Internal Turbulent Flows — Lesson 2

This lesson covers the concept of internal turbulent flows, focusing on the universal velocity profile and its application in turbulent flows. It discusses the mean velocity profile and the skin friction coefficient for pipe flow cases. The lesson also explains the calculation of hydraulic diameter and Reynolds number. It further delves into the governing equations for pipe flow, including the continuity equation and the momentum equation.
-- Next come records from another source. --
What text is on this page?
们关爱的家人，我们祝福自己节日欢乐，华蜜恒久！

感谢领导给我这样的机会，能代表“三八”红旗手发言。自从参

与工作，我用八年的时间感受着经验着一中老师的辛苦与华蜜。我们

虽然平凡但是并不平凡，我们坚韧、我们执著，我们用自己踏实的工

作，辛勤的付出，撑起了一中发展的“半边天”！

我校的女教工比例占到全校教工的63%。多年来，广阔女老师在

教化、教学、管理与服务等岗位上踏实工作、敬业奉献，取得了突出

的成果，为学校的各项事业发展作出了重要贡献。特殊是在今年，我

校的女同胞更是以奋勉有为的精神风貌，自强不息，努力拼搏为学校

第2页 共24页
The lesson concludes with a detailed explanation of the fully developed flow condition and how it simplifies the governing equations.

Video Highlights

00:59 - Explanation of the entry length for turbulent flows, hydraulic diameter and Reynolds number.
03:18 - Governing equations for pipe flow.
08:34 - Explanation of the two-layer model for pipe flow.
12:57 - Simplification of the governing equation for fully developed flow and apparent shear stress.
19:22 - Discussion on the friction factor for pipe flow and 1/7th power law velocity profile.
26:32 - Calculation of mean velocity based on the 1/7th power law.

Key Takeaways

- The universal velocity profile derived for external turbulent flow can be applied to internal turbulent flows.
- The hydraulic diameter is calculated as four times the flow area divided by the perimeter.
- The Reynolds number is defined based on mean velocity and diameter divided by the fluid viscosity.
- The continuity equation and the momentum equation are the governing equations for pipe flow.
- For fully developed flow, the radial component of the velocity and the axial velocity gradient with respect to the axial direction are zero.